Mais c’est bien à gauche que l’électorat potentiel est le plus développé. Seuls 61% des électeurs de Yannick Jadot et 55% des électeurs de Jean-Luc Mélenchon sont absolument certains de se déplacer. À l’heure actuelle, ces chiffres expliquent le faible score des deux candidats dans les sondages : 33% des personnes déclarant préférer Jean-Luc Mélenchon aux autres candidats sont des abstentionnistes probables ou potentiels. Cela montre pourtant que si ces candidats sont à même de faire une bonne campagne électorale, ils seront peut-être en mesure de ramener aux urnes un électorat acquis, mais désabusé.
On remarque par ailleurs que la problématique qui se pose à Jean-Luc Mélenchon et à Yannick Jadot illustre bien des différences majeures entre la gauche et la droite.
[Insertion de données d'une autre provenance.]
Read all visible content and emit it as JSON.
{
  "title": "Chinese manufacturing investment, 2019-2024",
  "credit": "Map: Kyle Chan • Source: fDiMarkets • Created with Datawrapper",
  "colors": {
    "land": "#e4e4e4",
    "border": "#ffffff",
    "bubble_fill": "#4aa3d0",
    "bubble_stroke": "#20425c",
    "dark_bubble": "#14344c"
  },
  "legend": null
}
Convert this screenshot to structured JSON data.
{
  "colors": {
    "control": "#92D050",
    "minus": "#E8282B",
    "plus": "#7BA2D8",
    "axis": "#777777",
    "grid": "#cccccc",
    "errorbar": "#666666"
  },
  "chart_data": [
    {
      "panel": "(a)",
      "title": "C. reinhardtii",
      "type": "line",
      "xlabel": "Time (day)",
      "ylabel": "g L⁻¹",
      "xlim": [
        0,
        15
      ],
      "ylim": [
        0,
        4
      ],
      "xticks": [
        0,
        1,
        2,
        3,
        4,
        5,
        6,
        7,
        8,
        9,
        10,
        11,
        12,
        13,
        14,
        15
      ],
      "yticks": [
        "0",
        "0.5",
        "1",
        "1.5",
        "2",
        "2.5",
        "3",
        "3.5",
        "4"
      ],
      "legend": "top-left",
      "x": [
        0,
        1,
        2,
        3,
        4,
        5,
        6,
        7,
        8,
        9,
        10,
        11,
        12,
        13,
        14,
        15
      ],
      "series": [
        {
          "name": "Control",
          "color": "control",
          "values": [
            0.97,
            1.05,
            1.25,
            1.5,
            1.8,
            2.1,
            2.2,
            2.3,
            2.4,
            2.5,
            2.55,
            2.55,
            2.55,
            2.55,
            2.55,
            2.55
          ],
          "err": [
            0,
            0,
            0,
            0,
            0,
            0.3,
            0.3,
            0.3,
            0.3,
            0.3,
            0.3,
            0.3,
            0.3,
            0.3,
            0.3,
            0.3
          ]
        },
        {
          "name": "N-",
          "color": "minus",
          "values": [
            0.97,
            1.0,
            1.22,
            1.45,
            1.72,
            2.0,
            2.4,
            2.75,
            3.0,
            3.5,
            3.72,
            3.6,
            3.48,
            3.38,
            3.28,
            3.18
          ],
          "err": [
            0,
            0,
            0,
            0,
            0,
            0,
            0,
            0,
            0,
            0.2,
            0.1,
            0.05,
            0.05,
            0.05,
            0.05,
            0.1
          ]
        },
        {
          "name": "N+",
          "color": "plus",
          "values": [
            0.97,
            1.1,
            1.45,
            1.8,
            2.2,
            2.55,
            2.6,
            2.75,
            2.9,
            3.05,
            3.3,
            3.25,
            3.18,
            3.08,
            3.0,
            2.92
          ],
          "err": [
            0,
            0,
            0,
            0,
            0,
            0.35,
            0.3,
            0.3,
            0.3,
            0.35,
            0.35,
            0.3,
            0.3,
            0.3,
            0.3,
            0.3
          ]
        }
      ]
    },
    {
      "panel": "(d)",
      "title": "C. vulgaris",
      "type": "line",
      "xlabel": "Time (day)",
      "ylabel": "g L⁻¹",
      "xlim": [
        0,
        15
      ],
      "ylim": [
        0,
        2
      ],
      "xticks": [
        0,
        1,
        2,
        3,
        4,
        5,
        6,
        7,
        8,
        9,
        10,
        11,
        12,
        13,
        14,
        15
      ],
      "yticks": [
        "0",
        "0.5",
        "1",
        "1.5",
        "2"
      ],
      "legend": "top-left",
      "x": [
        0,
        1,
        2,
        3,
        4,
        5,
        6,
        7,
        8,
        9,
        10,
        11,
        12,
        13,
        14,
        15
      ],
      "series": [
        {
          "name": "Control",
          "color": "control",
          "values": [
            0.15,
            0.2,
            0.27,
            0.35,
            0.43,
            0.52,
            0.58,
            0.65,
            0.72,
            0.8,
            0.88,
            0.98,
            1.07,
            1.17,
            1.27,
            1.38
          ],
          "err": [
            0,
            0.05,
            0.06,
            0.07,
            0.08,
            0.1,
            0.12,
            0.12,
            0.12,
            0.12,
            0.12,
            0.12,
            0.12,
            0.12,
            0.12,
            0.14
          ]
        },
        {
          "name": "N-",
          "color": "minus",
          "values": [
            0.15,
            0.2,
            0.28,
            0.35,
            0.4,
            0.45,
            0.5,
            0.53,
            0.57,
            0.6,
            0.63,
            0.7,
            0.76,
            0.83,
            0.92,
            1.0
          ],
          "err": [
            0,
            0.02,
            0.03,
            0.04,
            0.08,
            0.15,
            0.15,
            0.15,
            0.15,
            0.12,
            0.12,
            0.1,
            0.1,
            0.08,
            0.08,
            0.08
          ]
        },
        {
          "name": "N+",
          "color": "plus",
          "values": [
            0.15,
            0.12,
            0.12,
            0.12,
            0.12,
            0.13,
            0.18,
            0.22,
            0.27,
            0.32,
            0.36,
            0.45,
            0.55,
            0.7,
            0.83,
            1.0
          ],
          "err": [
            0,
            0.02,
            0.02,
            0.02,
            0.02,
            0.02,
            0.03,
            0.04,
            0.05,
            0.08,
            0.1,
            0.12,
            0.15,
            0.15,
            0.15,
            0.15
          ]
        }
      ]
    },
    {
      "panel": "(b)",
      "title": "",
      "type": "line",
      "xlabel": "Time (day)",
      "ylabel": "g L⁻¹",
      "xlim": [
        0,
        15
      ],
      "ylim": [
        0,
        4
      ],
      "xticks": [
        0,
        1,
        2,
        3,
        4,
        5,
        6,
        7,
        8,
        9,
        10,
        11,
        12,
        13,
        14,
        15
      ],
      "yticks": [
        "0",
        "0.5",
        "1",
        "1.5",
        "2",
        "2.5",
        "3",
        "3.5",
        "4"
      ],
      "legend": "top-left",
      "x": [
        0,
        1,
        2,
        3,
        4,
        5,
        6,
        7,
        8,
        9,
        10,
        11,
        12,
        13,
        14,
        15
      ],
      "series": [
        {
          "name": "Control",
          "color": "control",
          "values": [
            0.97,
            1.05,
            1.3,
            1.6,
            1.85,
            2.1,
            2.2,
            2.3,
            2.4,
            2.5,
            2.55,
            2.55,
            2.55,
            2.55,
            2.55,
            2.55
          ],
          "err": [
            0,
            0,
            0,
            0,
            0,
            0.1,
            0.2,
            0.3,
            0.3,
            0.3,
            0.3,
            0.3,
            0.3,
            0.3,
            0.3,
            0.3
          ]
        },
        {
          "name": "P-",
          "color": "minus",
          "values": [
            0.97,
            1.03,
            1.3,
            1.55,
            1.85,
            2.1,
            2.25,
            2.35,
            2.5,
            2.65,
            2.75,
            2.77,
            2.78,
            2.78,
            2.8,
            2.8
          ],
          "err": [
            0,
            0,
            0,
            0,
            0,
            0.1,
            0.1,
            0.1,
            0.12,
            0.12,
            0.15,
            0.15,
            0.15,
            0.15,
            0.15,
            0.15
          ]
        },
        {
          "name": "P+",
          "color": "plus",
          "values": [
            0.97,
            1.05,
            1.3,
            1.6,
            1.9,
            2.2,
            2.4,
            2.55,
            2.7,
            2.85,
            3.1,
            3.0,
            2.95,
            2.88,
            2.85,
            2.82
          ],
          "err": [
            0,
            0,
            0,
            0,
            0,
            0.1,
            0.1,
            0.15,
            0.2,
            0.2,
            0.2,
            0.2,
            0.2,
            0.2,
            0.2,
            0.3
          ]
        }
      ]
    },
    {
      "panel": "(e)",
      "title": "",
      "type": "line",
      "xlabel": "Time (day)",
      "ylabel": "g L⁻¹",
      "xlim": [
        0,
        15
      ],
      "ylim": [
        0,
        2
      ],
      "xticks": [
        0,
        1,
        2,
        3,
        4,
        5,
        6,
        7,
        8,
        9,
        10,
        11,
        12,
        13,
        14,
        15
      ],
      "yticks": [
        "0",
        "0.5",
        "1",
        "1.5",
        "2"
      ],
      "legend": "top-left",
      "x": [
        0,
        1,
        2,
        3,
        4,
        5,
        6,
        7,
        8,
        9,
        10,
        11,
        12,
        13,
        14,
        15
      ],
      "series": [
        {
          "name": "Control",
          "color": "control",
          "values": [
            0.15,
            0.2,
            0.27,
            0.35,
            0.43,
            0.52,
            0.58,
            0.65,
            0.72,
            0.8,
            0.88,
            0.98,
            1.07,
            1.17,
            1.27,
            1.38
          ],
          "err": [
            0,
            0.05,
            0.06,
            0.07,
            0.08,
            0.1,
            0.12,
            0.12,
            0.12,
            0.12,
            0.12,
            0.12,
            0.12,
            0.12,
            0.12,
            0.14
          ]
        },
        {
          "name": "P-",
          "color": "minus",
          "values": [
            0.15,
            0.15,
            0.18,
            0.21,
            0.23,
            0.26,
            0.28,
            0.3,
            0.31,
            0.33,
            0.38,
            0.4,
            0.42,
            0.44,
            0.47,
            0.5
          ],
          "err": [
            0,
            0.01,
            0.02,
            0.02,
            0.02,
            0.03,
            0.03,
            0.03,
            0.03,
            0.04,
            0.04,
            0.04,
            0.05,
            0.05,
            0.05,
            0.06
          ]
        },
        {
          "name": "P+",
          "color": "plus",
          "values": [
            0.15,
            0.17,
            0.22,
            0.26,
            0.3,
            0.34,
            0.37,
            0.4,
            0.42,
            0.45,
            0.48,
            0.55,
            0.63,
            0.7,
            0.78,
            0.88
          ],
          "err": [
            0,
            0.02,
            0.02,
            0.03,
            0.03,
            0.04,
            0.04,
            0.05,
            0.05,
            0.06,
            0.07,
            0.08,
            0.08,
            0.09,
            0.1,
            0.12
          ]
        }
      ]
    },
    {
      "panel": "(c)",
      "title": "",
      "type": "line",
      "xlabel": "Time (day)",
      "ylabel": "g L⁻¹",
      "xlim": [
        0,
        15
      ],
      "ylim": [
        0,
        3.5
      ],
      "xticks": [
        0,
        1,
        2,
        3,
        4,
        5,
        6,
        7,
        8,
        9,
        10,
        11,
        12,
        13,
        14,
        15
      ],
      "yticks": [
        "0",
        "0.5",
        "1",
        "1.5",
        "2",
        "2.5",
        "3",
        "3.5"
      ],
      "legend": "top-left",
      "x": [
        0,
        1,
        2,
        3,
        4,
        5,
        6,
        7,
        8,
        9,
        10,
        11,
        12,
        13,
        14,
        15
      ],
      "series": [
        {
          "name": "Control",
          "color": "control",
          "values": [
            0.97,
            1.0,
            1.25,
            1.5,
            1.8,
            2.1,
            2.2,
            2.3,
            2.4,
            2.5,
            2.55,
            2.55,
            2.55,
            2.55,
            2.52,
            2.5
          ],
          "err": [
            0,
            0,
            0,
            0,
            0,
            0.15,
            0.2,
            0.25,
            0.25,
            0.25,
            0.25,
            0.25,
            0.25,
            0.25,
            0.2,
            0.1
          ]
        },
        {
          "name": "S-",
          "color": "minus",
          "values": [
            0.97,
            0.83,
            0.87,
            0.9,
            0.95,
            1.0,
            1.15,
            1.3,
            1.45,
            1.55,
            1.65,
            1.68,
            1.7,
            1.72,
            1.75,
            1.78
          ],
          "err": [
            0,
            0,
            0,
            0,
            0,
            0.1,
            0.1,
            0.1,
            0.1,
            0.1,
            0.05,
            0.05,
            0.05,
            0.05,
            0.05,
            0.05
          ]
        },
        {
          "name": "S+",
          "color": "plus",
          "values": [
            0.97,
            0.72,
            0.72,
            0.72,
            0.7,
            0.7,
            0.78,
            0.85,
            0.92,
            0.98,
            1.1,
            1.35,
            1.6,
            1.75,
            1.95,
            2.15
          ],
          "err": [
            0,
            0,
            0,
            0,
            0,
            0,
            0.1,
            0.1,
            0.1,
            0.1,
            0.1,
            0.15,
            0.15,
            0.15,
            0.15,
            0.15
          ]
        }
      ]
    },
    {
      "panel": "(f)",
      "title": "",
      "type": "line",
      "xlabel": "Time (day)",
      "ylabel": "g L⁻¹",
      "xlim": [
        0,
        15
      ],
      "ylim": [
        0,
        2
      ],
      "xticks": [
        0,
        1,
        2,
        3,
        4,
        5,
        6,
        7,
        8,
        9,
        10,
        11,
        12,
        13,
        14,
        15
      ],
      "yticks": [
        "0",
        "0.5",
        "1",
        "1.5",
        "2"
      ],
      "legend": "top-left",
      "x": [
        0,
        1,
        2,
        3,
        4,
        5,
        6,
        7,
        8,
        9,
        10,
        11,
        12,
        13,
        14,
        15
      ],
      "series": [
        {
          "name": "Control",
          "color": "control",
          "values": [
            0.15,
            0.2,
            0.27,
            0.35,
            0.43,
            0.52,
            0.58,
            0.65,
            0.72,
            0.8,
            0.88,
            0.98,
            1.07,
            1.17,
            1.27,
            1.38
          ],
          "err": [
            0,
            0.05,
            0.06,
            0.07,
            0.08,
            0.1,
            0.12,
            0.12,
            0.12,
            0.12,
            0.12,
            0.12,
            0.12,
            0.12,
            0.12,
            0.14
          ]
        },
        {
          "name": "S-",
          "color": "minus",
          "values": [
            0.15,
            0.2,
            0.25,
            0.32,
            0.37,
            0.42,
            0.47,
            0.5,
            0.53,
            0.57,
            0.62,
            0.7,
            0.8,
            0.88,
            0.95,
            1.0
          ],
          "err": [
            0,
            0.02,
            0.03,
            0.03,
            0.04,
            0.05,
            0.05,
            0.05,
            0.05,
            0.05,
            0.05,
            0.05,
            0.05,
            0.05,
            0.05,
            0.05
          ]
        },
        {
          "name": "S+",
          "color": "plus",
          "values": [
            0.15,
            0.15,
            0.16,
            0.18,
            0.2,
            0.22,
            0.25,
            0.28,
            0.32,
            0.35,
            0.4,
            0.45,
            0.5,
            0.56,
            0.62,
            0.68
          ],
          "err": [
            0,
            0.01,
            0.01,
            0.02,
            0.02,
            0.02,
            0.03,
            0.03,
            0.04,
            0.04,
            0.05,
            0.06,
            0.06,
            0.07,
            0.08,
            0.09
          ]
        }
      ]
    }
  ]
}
Graphique 6. Structure de la participation en fonction de son autopositionnement politique
Comme on le constate sur le graphique 6, les électeurs de droite sont bien plus mobilisés à l’heure actuelle que ne le sont les électeurs de gauche. 66% des premiers sont ainsi certains d’aller voter, contre seulement 57% des seconds. Au contraire, 13% des sympathisants de la gauche peuvent être considérés à l’heure actuelle comme des abstentionnistes probables, alors que ce chiffre tombe à 5% pour les sympathisants de la droite.
Conclusion
Pourtant absente des débats aujourd’hui, l’abstention risque de jouer un rôle majeur lors de la prochaine présidentielle. À l’heure actuelle, seuls six Français sur dix sont certains d’aller voter, les jeunes et les classes populaires se tenant encore relativement éloignés de l’isoloir.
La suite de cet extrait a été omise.